Editoriale di Riccardo Bonacina

Viva le coop. Recita così il nostro titolo di copertina. E vorremmo urlarlo dai tetti, visto il servilismo a pochi potenti della stampa italiana e del personale politico di questo Paese. Certo, per chi sta a libro paga da una vita è difficile comprendere e digerire l`idea che nel nostro paese l`imprenditorialità originata da una posizione ideale (non importa sia essa di destra o di sinistra) generi il 7% del Pil, dia lavoro a un milione di persone e associ quasi 14 milioni di cittadini attorno a 75mila imprese cooperative. Una ricchezza per tutti, dunque, un vero “bene comune”, una peculiarità italiana diventata modello in tutta Europa, un esempio compiuto e diffuso di democrazia economica di cui andare fieri. L`idea di impresa cooperativa, il suo modello, la sua capacità di innovazione nei prodotti e nella capacità di coinvolgere utenti e dipendenti, di creare sviluppo senza traumi e nell`interesse di tanti invece che di pochi o pochissimi, di coniugare le logiche del mercato con quelle della comunità, andrebbe studiata, preservata, incoraggiata. E invece no, da anni ormai, l`idea stessa di cooperazione è sotto attacco, svilita nei suoi aspetti civilistici, espunta nei pochi vantaggi fiscali che le erano riconosciuti (ma vogliamo parlare per favore dei vantaggi fiscali ai raider di Borsa che vivono di plusvalenze, dei vantaggi fiscali alle assicurazioni, ai produttori e venditori di decoder digitali, e giù giù sino ai veterinari?). Ci mancava poi Giovanni Consorte, un manager di Montedison a cui, contravvenendo allo spirito e alla lettera della tradizione cooperativa, i maggiorenti di Legacoop avevano affidato una delega in bianco affinché Unipol, che è una società per azioni, sbarcasse nel mercato-mercato, nella Piazza degli Affari con la “a” maiuscola”, e a tanti non è sembrato vero che si potesse finalmente scatenare una soluzione finale contro l`idea stessa di cooperazione.

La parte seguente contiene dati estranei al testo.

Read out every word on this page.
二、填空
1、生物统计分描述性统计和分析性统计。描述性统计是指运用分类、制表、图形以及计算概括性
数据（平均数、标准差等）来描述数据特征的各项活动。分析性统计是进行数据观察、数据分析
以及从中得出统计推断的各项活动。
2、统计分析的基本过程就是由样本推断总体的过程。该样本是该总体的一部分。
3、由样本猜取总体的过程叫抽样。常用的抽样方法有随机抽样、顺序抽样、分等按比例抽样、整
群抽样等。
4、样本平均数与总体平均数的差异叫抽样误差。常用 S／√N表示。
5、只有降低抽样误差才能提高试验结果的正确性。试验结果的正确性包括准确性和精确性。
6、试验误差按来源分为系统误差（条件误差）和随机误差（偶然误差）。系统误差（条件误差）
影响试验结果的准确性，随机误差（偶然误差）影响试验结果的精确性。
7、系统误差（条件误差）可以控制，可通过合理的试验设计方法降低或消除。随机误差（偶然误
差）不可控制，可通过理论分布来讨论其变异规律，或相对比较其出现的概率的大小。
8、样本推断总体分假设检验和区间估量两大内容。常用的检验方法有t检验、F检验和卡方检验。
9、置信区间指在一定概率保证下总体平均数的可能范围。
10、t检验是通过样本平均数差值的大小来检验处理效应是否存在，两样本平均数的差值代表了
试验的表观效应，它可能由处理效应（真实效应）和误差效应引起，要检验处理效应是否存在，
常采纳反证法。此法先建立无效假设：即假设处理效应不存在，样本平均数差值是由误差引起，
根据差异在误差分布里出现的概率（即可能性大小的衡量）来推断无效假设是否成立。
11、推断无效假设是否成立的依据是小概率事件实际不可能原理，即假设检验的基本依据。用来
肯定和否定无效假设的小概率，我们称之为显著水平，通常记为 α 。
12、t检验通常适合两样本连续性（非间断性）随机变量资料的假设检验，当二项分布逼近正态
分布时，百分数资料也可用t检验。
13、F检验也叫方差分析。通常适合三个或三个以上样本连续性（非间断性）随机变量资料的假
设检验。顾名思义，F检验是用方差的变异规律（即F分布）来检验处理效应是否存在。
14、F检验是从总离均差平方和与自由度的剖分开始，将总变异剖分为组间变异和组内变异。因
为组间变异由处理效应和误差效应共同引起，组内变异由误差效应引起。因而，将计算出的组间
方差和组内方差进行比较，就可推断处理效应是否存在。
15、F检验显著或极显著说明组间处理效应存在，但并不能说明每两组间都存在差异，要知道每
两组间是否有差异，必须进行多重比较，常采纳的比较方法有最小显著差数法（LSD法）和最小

«Quello delle cooperative è un sistema non sano, che non fa parte del libero mercato», ha tuonato il presidente del Consiglio, Silvio Berlusconi. Ma qual è il libero mercato invocato da Berlusconi? Quello di Bipop Carire che ha distrutto risparmi per 10 miliardi di euro truffando 70mila piccoli risparmiatori? Quello di cui si sta interessando la Procura di Roma che ha rinviato a giudizio per bancarotta fraudolenta, truffa e appropriazione indebita Sergio Cragnotti, Cesare Geronzi (Capitalia), Stefano Rainer Masera (San Paolo Imi), Giampiero Fiorani (Bpi) e altre 40 persone? Quello di Parmalat che ha bruciato i risparmi di 100mila famiglie? Quello delle mancate scalate ad Antoveneta, Rcs e Bnl dei concertisti Gnutti e Ricucci? Quello dell`equity swap, su cui è atteso un pronunciamento Consob, con cui Ifil, la finanziaria della famiglia Agnelli, si è venduta e poi ricomprata le azioni Fiat senza comunicarlo al mercato e realizzando una plusvalenza di 100 milioni di euro? Quello dei condoni con cui sanare le elusioni fiscali e quello degli aiuti di Stato a imprese decotte? Il libero mercato è questo capitalismo senza più capitali propri e senza più imprese?

Chi pensa di liquidare l`esperienza della cooperazione si assume una grande responsabilità di fronte al Paese. Una responsabilità che andrà in conto anche ai Ds che delle imprese cooperative hanno sino ad oggi usato (e speriamo senza addebiti penali) senza capirne le ragioni e senza promuoverne il modello, senza farne una bandiera.